Investment Fraud and Bad Advice: Industry Facts and Investor Protection
While the vast majority of financial advisors act ethically, investors must be aware of the potential for investment fraud and poor advice. In recent years, the U.S. Securities and Exchange Commission has reported an uptick in enforcement actions against advisors for making unsuitable recommendations, misrepresentation, and even outright fraud. In 2022 alone, the SEC ordered over $6.4 billion in penalties and restitution for misconduct affecting investors nationally.
Common forms of advisor misconduct include:
- Recommending products not aligned with client goals
- Failing to disclose risks, fees, or conflicts of interest
- Misrepresenting investment characteristics
- Churning accounts to generate excessive commissions
Recent high-profile cases covered by Bloomberg reveal how even experienced investors can suffer substantial losses if they are not diligent about monitoring their advisors’ recommendations and understanding their portfolio holdings. With growing product complexity in the fixed income and bond markets, clear communication and thorough risk assessment have never been more important.

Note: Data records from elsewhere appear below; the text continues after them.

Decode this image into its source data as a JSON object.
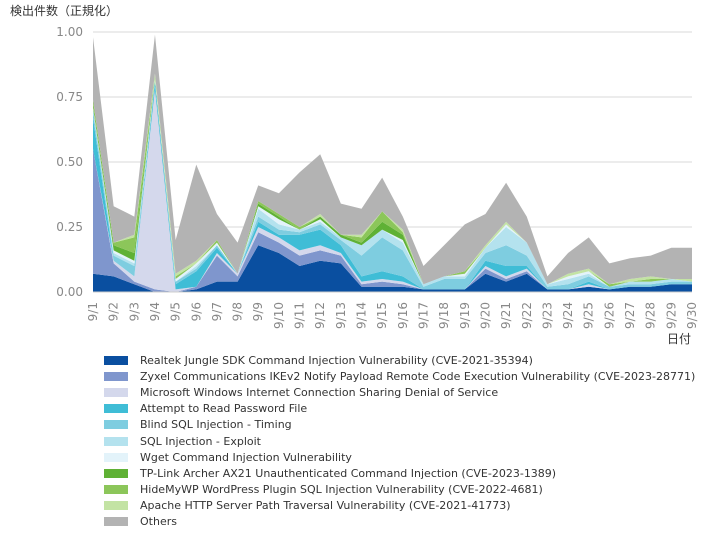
{
  "chart_data": {
    "type": "area",
    "stacked": true,
    "ylabel": "検出件数（正規化）",
    "xlabel": "日付",
    "ylim": [
      0,
      1.0
    ],
    "yticks": [
      "0.00",
      "0.25",
      "0.50",
      "0.75",
      "1.00"
    ],
    "grid": "horizontal",
    "legend_position": "bottom",
    "categories": [
      "9/1",
      "9/2",
      "9/3",
      "9/4",
      "9/5",
      "9/6",
      "9/7",
      "9/8",
      "9/9",
      "9/10",
      "9/11",
      "9/12",
      "9/13",
      "9/14",
      "9/15",
      "9/16",
      "9/17",
      "9/18",
      "9/19",
      "9/20",
      "9/21",
      "9/22",
      "9/23",
      "9/24",
      "9/25",
      "9/26",
      "9/27",
      "9/28",
      "9/29",
      "9/30"
    ],
    "series": [
      {
        "name": "Realtek Jungle SDK Command Injection Vulnerability (CVE-2021-35394)",
        "color": "#0a4fa0",
        "values": [
          0.07,
          0.06,
          0.03,
          0.0,
          0.0,
          0.01,
          0.04,
          0.04,
          0.18,
          0.15,
          0.1,
          0.12,
          0.11,
          0.02,
          0.02,
          0.02,
          0.01,
          0.01,
          0.01,
          0.07,
          0.04,
          0.07,
          0.01,
          0.01,
          0.02,
          0.01,
          0.02,
          0.02,
          0.03,
          0.03
        ]
      },
      {
        "name": "Zyxel Communications IKEv2 Notify Payload Remote Code Execution Vulnerability (CVE-2023-28771)",
        "color": "#7f96cd",
        "values": [
          0.48,
          0.05,
          0.01,
          0.01,
          0.0,
          0.01,
          0.1,
          0.02,
          0.05,
          0.04,
          0.04,
          0.04,
          0.03,
          0.01,
          0.02,
          0.01,
          0.0,
          0.0,
          0.0,
          0.02,
          0.01,
          0.01,
          0.0,
          0.0,
          0.0,
          0.0,
          0.0,
          0.0,
          0.0,
          0.0
        ]
      },
      {
        "name": "Microsoft Windows Internet Connection Sharing Denial of Service",
        "color": "#d4d8ec",
        "values": [
          0.0,
          0.01,
          0.02,
          0.77,
          0.01,
          0.0,
          0.01,
          0.01,
          0.02,
          0.02,
          0.02,
          0.02,
          0.01,
          0.01,
          0.01,
          0.01,
          0.0,
          0.0,
          0.0,
          0.01,
          0.01,
          0.01,
          0.0,
          0.0,
          0.01,
          0.0,
          0.0,
          0.0,
          0.0,
          0.0
        ]
      },
      {
        "name": "Attempt to Read Password File",
        "color": "#3fbdd6",
        "values": [
          0.12,
          0.0,
          0.0,
          0.03,
          0.02,
          0.06,
          0.02,
          0.0,
          0.02,
          0.01,
          0.06,
          0.06,
          0.03,
          0.02,
          0.03,
          0.02,
          0.0,
          0.0,
          0.0,
          0.02,
          0.04,
          0.01,
          0.0,
          0.0,
          0.01,
          0.0,
          0.0,
          0.0,
          0.0,
          0.0
        ]
      },
      {
        "name": "Blind SQL Injection - Timing",
        "color": "#7ecde0",
        "values": [
          0.03,
          0.02,
          0.04,
          0.0,
          0.01,
          0.01,
          0.01,
          0.0,
          0.02,
          0.02,
          0.01,
          0.02,
          0.02,
          0.08,
          0.13,
          0.1,
          0.01,
          0.04,
          0.04,
          0.03,
          0.08,
          0.04,
          0.01,
          0.02,
          0.02,
          0.01,
          0.01,
          0.01,
          0.01,
          0.01
        ]
      },
      {
        "name": "SQL Injection - Exploit",
        "color": "#b4e2ee",
        "values": [
          0.0,
          0.01,
          0.01,
          0.0,
          0.0,
          0.01,
          0.0,
          0.0,
          0.03,
          0.02,
          0.01,
          0.01,
          0.01,
          0.04,
          0.03,
          0.03,
          0.01,
          0.01,
          0.01,
          0.02,
          0.07,
          0.05,
          0.01,
          0.02,
          0.01,
          0.0,
          0.01,
          0.01,
          0.01,
          0.0
        ]
      },
      {
        "name": "Wget Command Injection Vulnerability",
        "color": "#e3f3fa",
        "values": [
          0.01,
          0.01,
          0.01,
          0.01,
          0.01,
          0.01,
          0.01,
          0.0,
          0.01,
          0.02,
          0.0,
          0.01,
          0.0,
          0.0,
          0.0,
          0.01,
          0.0,
          0.0,
          0.01,
          0.0,
          0.01,
          0.0,
          0.0,
          0.01,
          0.01,
          0.0,
          0.0,
          0.0,
          0.0,
          0.0
        ]
      },
      {
        "name": "TP-Link Archer AX21 Unauthenticated Command Injection (CVE-2023-1389)",
        "color": "#5fb135",
        "values": [
          0.01,
          0.02,
          0.03,
          0.0,
          0.0,
          0.0,
          0.0,
          0.0,
          0.01,
          0.01,
          0.0,
          0.01,
          0.01,
          0.01,
          0.03,
          0.02,
          0.0,
          0.0,
          0.0,
          0.0,
          0.0,
          0.0,
          0.0,
          0.0,
          0.0,
          0.0,
          0.0,
          0.0,
          0.0,
          0.0
        ]
      },
      {
        "name": "HideMyWP WordPress Plugin SQL Injection Vulnerability (CVE-2022-4681)",
        "color": "#8cc65a",
        "values": [
          0.02,
          0.01,
          0.06,
          0.01,
          0.01,
          0.0,
          0.01,
          0.0,
          0.01,
          0.01,
          0.01,
          0.0,
          0.0,
          0.02,
          0.04,
          0.01,
          0.0,
          0.0,
          0.01,
          0.0,
          0.0,
          0.0,
          0.0,
          0.0,
          0.0,
          0.01,
          0.0,
          0.01,
          0.0,
          0.0
        ]
      },
      {
        "name": "Apache HTTP Server Path Traversal Vulnerability (CVE-2021-41773)",
        "color": "#c3e3a4",
        "values": [
          0.0,
          0.0,
          0.01,
          0.01,
          0.01,
          0.01,
          0.0,
          0.0,
          0.0,
          0.0,
          0.0,
          0.01,
          0.0,
          0.01,
          0.0,
          0.01,
          0.0,
          0.0,
          0.0,
          0.01,
          0.01,
          0.0,
          0.0,
          0.01,
          0.01,
          0.0,
          0.01,
          0.01,
          0.0,
          0.01
        ]
      },
      {
        "name": "Others",
        "color": "#b3b3b3",
        "values": [
          0.24,
          0.14,
          0.07,
          0.15,
          0.13,
          0.37,
          0.1,
          0.12,
          0.06,
          0.08,
          0.21,
          0.23,
          0.12,
          0.1,
          0.13,
          0.05,
          0.07,
          0.12,
          0.18,
          0.12,
          0.15,
          0.1,
          0.03,
          0.08,
          0.12,
          0.08,
          0.08,
          0.08,
          0.12,
          0.12
        ]
      }
    ]
  }
}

Key Takeaways for Investors Working with Christy Lambert or Any Financial Advisor
- Regularly review investment statements: Check all transactions and question any positions or recommendations you do not understand.
- Document communications: Keep a written record of all communications with your financial advisor, particularly regarding recommendations and risk disclosures.

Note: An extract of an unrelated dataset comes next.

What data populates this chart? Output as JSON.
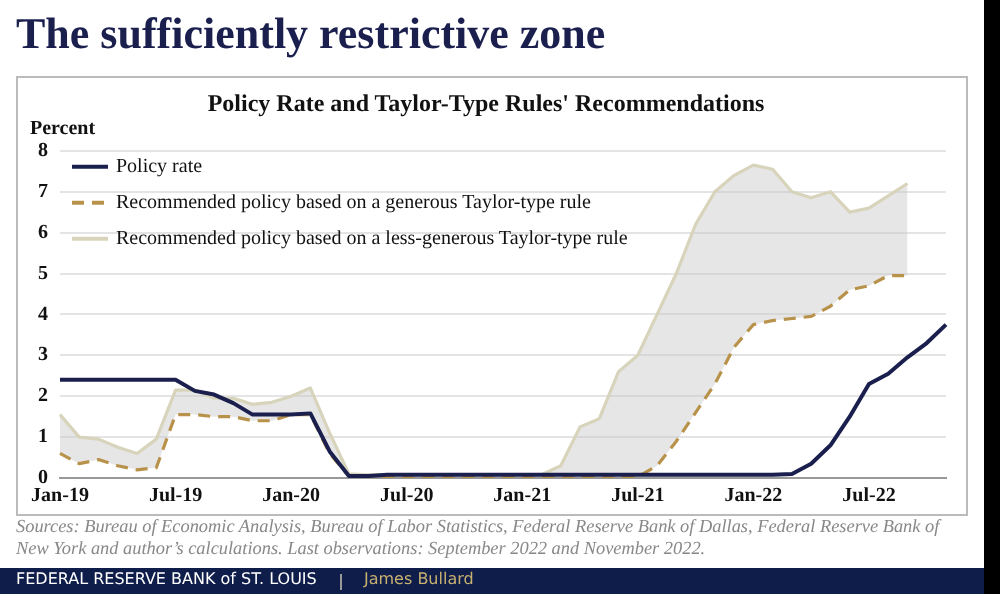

- Understand risk and reward: Make sure you are comfortable with the risk profile of any recommended investment, especially in the corporate bond space.
- Ask questions: If an advisor cannot clearly explain an investment’s fit with your goals, it is a red flag and warrants further investigation.

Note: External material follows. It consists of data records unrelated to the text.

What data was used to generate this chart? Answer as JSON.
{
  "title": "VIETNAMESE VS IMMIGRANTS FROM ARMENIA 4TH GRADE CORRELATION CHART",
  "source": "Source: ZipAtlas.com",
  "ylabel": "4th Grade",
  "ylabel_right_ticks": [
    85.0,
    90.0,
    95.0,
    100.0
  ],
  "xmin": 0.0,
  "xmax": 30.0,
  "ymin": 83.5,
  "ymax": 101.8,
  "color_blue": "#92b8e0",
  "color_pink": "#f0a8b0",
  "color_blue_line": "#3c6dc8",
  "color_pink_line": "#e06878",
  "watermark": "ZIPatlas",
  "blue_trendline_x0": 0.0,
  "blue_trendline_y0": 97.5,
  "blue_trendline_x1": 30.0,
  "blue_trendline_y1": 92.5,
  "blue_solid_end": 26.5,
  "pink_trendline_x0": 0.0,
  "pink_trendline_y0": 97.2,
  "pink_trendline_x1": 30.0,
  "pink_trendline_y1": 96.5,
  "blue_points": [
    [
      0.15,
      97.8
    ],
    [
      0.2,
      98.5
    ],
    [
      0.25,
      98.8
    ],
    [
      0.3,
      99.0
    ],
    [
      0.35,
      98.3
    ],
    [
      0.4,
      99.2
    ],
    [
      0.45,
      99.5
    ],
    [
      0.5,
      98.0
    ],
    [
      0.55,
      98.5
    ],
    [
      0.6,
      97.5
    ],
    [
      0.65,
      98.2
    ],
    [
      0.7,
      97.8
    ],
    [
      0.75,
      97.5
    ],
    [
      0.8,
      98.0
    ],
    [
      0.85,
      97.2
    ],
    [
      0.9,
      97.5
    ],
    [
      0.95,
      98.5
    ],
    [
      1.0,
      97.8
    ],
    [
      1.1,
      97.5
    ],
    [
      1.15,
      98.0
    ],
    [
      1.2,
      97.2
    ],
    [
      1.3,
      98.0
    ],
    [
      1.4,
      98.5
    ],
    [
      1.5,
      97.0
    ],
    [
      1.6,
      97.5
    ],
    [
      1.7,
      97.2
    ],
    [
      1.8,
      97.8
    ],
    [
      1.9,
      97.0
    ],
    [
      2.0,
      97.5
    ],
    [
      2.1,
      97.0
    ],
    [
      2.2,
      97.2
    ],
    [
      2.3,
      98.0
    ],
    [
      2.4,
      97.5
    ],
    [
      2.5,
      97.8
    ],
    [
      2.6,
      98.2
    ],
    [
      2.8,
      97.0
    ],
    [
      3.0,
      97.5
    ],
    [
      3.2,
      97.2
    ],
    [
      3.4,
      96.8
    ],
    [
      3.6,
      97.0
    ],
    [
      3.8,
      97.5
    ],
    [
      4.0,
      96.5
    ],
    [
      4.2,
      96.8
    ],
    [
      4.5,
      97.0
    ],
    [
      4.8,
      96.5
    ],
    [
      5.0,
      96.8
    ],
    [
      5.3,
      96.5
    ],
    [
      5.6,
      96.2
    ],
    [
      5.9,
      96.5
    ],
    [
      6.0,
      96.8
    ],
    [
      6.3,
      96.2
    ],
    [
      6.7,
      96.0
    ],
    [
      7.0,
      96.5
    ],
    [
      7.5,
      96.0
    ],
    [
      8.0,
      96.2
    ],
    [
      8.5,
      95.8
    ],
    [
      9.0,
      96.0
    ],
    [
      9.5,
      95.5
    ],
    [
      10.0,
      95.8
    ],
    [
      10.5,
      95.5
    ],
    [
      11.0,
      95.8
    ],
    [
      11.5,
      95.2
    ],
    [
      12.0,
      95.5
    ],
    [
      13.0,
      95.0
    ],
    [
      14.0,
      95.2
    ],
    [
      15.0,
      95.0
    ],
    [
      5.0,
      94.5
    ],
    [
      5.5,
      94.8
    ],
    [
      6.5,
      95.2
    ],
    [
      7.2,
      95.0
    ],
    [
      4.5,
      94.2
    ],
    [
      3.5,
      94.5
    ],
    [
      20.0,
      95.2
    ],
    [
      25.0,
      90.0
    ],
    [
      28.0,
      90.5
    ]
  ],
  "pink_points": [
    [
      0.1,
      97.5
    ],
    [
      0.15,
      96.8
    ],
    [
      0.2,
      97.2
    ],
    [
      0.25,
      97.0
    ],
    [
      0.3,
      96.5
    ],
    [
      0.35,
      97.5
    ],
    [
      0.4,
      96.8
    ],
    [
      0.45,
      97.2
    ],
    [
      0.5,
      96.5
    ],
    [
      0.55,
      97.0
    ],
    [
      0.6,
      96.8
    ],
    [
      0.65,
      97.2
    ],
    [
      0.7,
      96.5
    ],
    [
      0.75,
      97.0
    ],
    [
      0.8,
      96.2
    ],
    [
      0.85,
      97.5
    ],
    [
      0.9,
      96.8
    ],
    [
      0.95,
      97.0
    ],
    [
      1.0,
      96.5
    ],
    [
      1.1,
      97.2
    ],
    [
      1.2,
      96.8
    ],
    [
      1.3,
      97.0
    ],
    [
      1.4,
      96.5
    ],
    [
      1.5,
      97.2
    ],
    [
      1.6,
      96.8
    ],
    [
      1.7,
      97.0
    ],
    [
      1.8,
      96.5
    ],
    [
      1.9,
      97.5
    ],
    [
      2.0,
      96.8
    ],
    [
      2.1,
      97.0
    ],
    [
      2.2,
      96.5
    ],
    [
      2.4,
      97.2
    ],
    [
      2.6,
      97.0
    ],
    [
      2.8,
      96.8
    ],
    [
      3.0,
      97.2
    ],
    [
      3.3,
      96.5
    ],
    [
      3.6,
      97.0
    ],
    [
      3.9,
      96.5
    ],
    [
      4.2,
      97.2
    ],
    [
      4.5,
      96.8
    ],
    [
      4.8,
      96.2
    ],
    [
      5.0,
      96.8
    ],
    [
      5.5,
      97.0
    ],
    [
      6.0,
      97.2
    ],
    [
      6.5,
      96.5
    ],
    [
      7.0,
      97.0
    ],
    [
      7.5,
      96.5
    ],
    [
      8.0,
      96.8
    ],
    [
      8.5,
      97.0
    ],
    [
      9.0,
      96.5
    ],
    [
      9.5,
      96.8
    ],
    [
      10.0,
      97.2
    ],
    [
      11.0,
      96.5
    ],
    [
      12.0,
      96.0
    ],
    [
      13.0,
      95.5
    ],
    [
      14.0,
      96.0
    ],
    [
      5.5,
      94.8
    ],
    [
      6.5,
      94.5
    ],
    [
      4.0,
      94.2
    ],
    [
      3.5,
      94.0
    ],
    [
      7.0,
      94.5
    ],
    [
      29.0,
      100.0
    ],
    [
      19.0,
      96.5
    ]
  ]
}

- Research your advisor: Use resources like FINRA BrokerCheck to review past complaints, regulatory actions, and licensing information.
- Know your rights: If you believe you have received unsuitable advice, you can consult free resources or legal counsel for a second opinion.
The Bottom Line
The recent and prior complaints involving Christy Lambert underscore a critical point: trust in financial advisory relationships must be balanced with ongoing verification and communication. While two complaints across a 32-year career may not represent a pattern, they remain important signals for clients to conduct their own due diligence and to remain alert to the risks inherent in any investment relationship.
As Warren Buffett famously said, “The best investment you can make is in yourself”—and that includes equipping yourself with knowledge and vigilance when working with any financial advisor. By taking proactive steps to monitor accounts, communicate with advisors, and understand the rules that govern financial advice, investors can better protect themselves and achieve their financial objectives.
If you have concerns about your investments or want to research your advisor’s disciplinary history, tools such as Financial Advisor Complaints and BrokerCheck remain important resources for the investing public.